Mully is a documentary about Kenyan philanthropist Charles Mulli: abandoned by his family aged six, he made an improbable rise to head a business empire and then, when he’d made enough money, started giving it all away to help street children.  Nearly 25,000 have benefited so far.  Benjamin Wallfisch’s score is, as you might expect, of the inspirational kind: the opening “Father to the Fatherless” is a very sincere, beautiful piece of “worthy music”; the same melody forms the basis for the subsequent “Nairobi”, but the tone (helped by the presence of vocalist Tori Letzler) is much more sombre.  And sombre things remain, for a while – lots of strained strings, harrowing conditions reflected in the music, but with beauty always bubbling under, waiting to get through.
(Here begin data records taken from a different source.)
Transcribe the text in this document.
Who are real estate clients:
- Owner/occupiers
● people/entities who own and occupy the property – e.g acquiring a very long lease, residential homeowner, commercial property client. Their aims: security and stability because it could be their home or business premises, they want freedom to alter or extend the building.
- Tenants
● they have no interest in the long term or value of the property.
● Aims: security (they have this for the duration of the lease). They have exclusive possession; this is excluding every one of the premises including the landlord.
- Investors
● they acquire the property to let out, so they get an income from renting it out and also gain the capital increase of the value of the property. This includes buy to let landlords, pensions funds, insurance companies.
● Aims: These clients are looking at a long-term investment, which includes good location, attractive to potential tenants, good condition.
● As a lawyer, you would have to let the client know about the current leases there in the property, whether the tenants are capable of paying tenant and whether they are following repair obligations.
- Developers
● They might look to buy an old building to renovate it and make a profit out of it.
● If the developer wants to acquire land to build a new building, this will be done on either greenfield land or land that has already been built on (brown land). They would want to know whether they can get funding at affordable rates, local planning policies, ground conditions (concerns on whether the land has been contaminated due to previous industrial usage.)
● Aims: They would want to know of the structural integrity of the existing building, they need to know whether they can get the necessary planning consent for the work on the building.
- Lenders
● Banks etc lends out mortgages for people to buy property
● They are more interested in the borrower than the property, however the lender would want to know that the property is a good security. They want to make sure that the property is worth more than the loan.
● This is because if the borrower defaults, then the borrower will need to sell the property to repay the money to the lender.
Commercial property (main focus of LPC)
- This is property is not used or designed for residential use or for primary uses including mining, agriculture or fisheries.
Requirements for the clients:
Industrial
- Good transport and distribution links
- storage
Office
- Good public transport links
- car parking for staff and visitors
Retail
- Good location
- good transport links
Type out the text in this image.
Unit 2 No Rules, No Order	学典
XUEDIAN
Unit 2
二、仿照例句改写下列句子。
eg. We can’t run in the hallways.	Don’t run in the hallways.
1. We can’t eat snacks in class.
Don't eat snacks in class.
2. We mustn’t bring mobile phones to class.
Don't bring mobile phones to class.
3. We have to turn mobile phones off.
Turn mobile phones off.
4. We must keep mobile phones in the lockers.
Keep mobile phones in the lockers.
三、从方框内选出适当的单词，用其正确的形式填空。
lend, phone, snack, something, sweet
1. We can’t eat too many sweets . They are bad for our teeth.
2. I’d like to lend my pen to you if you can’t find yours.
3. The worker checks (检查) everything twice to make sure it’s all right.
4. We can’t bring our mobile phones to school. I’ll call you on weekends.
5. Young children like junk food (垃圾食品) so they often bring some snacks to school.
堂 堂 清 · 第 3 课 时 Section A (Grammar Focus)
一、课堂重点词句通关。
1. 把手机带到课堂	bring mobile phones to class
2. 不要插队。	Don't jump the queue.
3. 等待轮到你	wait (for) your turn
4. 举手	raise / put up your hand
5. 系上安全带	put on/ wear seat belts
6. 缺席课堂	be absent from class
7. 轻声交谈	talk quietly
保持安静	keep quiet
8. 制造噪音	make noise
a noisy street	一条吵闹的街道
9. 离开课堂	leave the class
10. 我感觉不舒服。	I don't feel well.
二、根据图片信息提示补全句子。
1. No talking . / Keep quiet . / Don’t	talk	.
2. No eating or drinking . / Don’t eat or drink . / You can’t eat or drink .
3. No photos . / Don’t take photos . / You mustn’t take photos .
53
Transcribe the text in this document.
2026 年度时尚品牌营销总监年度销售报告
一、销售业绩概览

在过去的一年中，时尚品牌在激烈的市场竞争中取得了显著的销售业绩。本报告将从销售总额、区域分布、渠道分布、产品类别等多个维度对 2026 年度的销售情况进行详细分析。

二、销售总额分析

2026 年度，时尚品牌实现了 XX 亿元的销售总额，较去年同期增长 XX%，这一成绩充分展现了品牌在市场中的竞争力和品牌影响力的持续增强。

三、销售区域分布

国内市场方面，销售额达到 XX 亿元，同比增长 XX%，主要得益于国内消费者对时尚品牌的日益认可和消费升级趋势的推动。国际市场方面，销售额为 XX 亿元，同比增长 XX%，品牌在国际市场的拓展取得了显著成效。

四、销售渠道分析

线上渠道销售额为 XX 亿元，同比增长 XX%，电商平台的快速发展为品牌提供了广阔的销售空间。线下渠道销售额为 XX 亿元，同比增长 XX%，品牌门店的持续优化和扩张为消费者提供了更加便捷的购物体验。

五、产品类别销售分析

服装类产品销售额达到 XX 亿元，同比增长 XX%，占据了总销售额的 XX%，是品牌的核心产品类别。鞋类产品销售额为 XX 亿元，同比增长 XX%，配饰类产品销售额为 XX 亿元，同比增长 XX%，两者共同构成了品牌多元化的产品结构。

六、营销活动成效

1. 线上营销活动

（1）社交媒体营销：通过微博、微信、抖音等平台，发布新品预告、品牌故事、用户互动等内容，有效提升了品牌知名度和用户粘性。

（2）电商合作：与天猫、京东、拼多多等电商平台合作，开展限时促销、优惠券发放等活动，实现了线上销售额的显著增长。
In “A New Life” Wallfisch introduces some choppy strings, signalling forward motion, and the lovely main theme emerging into a portrait of calmness.  For the first time we hear the score’s secondary theme, the first hint of African music, bright and cheerful.  It’s the album’s finest track.  Following it is an unexpected (but very entertaining) piece of funky jazz, “Mullyways”, but then there’s a (thankfully one-off) diversion into disappointing Remote Control suspense stylings.  Fortunately this doesn’t last and the composer’s class shines through in everything else.  He goes all-out to tug the heartstrings as the score nears its conclusion, “Finding Water” and “Mully Children’s Family” in particular doing the trick.  For all its quality, this is very “heavy” music and as such the album experience isn’t always the easiest: it’s not a long album but it can be emotionally draining at times.  The underlying worthiness of it all is certainly to be applauded and it will do the composer’s growing reputation no harm whatsoever.